Asistió a clase en Eton, donde no aprendió nada, ni siquiera latín, cosa que le impidió ingresar, como segundón de una familia ilustre, en el mundo eclesiástico. La alternativa fue acudir, en 1785, a la academia militar de Angers. En 1796 obtiene su primer destino de importancia, en la India, donde llegó a ser comandante militar de Seringapatán y peleó contra los rebeldes de la Confederación Mahratta.
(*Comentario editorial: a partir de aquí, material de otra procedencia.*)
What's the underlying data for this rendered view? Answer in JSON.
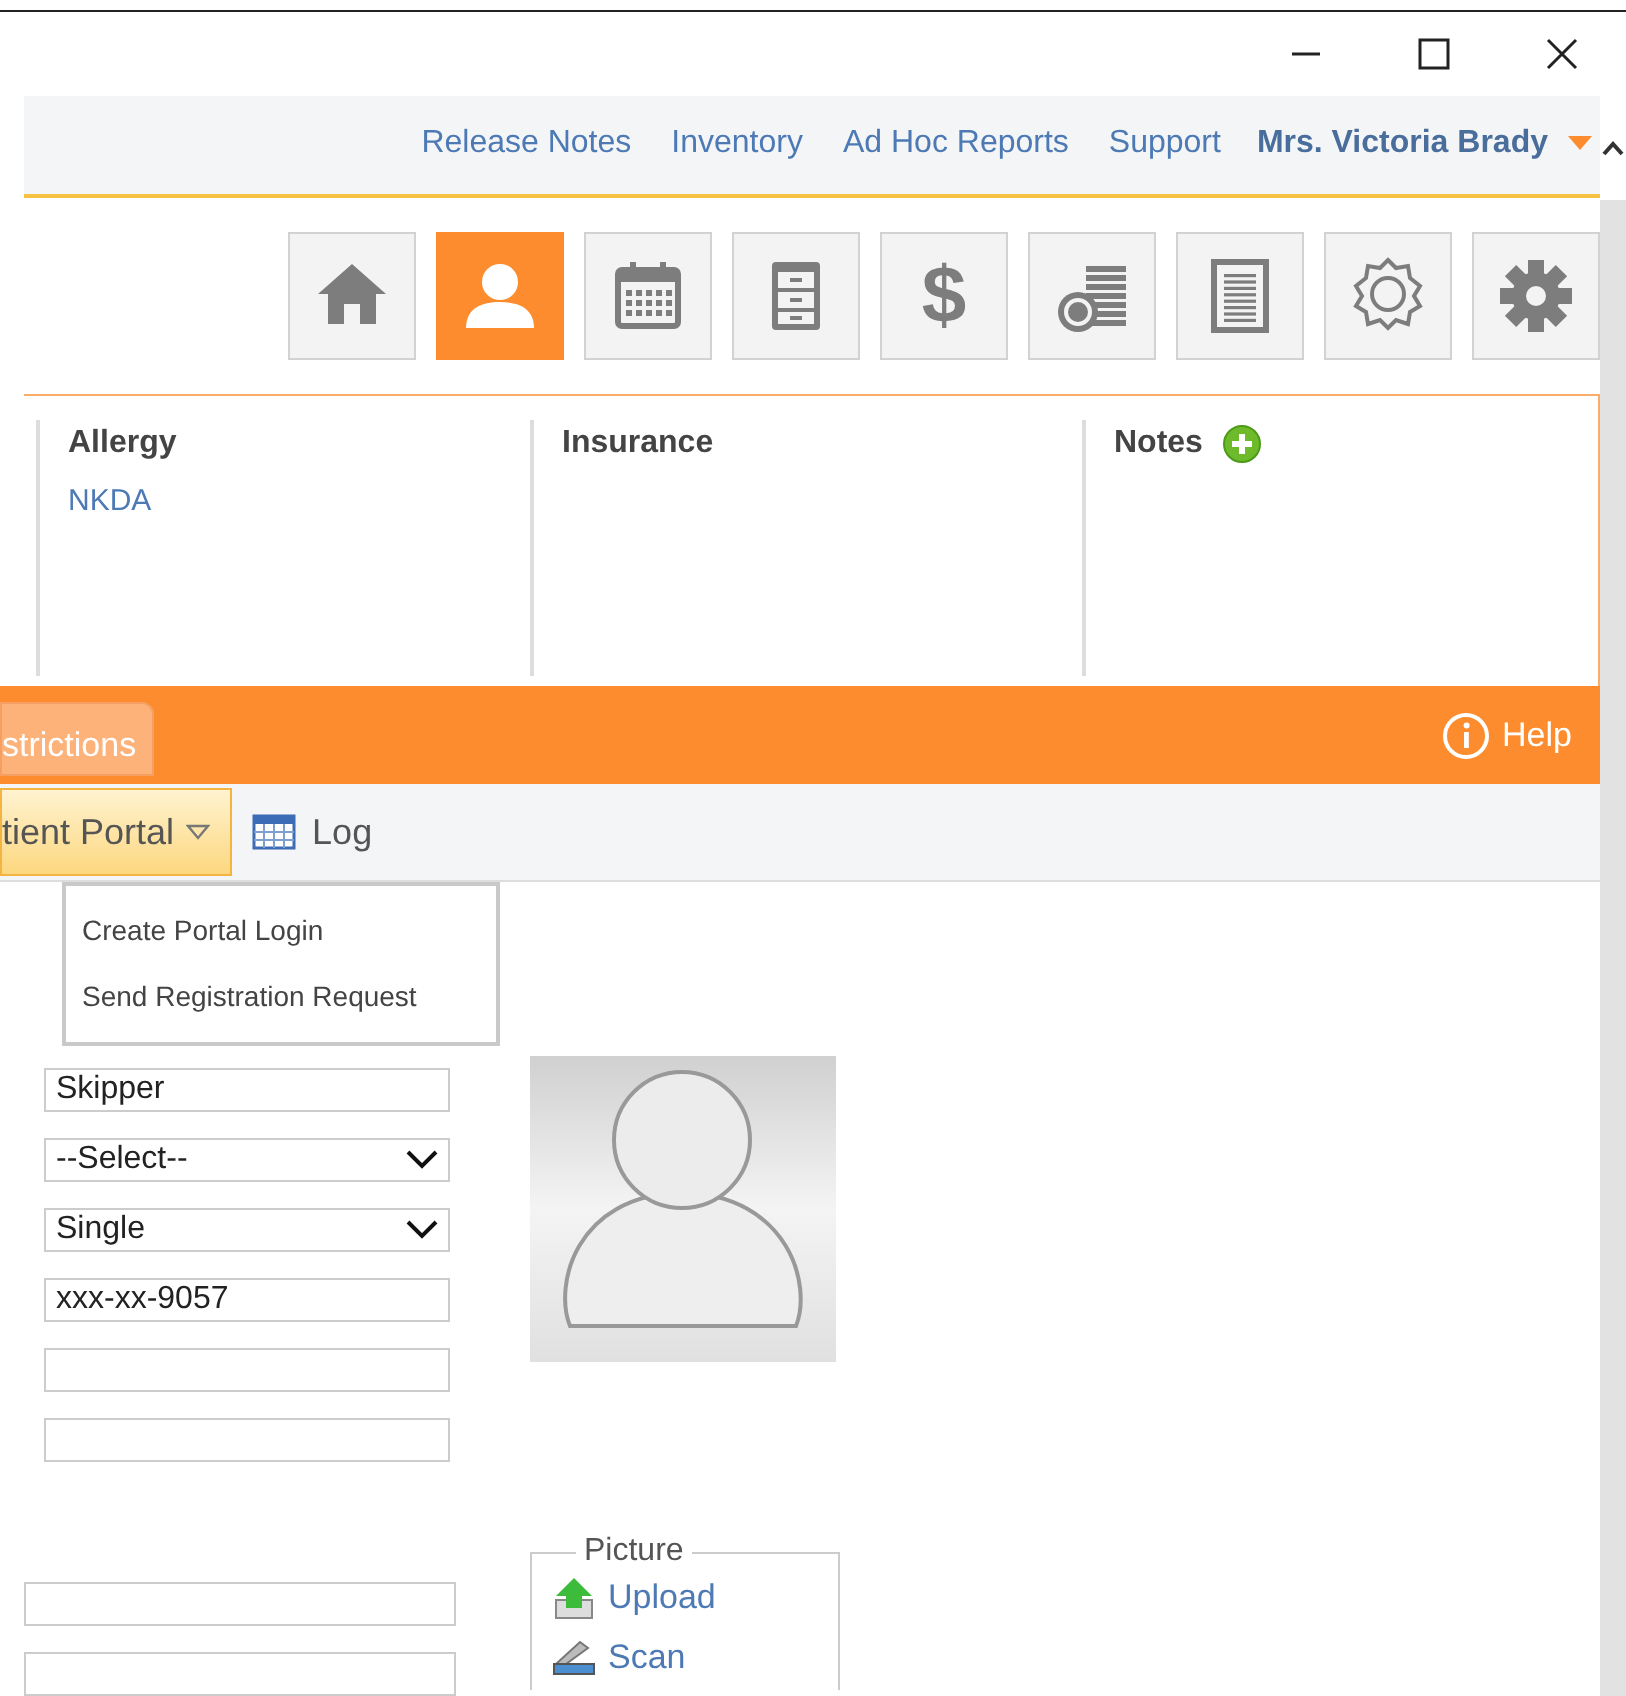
{
  "nav_links": [
    {
      "label": "Release Notes"
    },
    {
      "label": "Inventory"
    },
    {
      "label": "Ad Hoc Reports"
    },
    {
      "label": "Support"
    }
  ],
  "user_menu": {
    "label": "Mrs. Victoria Brady"
  },
  "toolbar": [
    {
      "kind": "home",
      "selected": false
    },
    {
      "kind": "person",
      "selected": true
    },
    {
      "kind": "calendar",
      "selected": false
    },
    {
      "kind": "cabinet",
      "selected": false
    },
    {
      "kind": "dollar",
      "glyph": "$",
      "selected": false
    },
    {
      "kind": "coins",
      "selected": false
    },
    {
      "kind": "document",
      "selected": false
    },
    {
      "kind": "award",
      "selected": false
    },
    {
      "kind": "gear",
      "selected": false
    }
  ],
  "summary": [
    {
      "heading": "Allergy",
      "value": "NKDA",
      "add_button": false
    },
    {
      "heading": "Insurance",
      "add_button": false
    },
    {
      "heading": "Notes",
      "add_button": true
    }
  ],
  "tab_band": {
    "tabs": [
      {
        "label": "strictions",
        "selected": false
      }
    ],
    "help": "Help"
  },
  "subtoolbar": {
    "portal_button": "tient Portal",
    "expanded": true,
    "log": "Log"
  },
  "portal_menu": [
    "Create Portal Login",
    "Send Registration Request"
  ],
  "fields": [
    {
      "kind": "text",
      "value": "Skipper"
    },
    {
      "kind": "select",
      "value": "--Select--"
    },
    {
      "kind": "select",
      "value": "Single"
    },
    {
      "kind": "text",
      "value": "xxx-xx-9057"
    },
    {
      "kind": "text"
    },
    {
      "kind": "text"
    }
  ],
  "lower_fields": [
    {
      "kind": "text"
    },
    {
      "kind": "text"
    }
  ],
  "picture_box": {
    "legend": "Picture",
    "actions": [
      {
        "kind": "upload",
        "label": "Upload"
      },
      {
        "kind": "scan",
        "label": "Scan"
      }
    ]
  }
}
Cuajó su sobriedad y su disciplina castrense, al tiempo que se familiarizaba con el nombre emergente de Napoleón Bonaparte, porque este joven general había encabezado una expedición contra Egipto, con un claro propósito: «El dueño de Egipto acabará siendo dueño de la India».
Sir Arthur. Wellesley volvió a Inglaterra, en 1805, convertido en un héroe, ciertamente menor aunque depositario de la consideración y el respeto que le manifestaba Pitt: «Sir Arthur Wellesley es distinto de todos los demás militares con los que yo he hablado. Nunca pone una dificultad, ni esconde su ignorancia detrás de vagas generalidades».
El conde de Toreno llegó a Londres, como delegado de la Junta de Asturias, el 4 de junio de 1808 en demanda de ayuda. La respuesta fue pronta, porque el día 14, del mismo mes y año, tuvo lugar el nombramiento del general Sir Arthur Wellesley como jefe de las fuerzas expedicionarias en Portugal y España, un conjunto de, aproximadamente, 10.000 hombres.
Los soldados británicos, o señores soldados como se les denominaba, no diferían de los que militaban en otros ejércitos de la Europa de entonces; procedentes de las levas forzosas componían una escoria social ávida de ginebra. Pero la disciplina que les impusieron la habilidad de sir John Moore y el carácter de Wellesley transformaron aquella masa informe en un arma eficiente. Y hay que añadir que, junto a este rigor, convergían el orden minucioso, la calculada previsión y el sentido estratégico que adornaban a Wellesley. Lo esencial de este último fue la disposición en línea de la fusilería, la delgada línea roja, con una poderosa capacidad de fuego, mientras que los franceses, formados en columna, dejaban inactivos dos tercios de fusiles.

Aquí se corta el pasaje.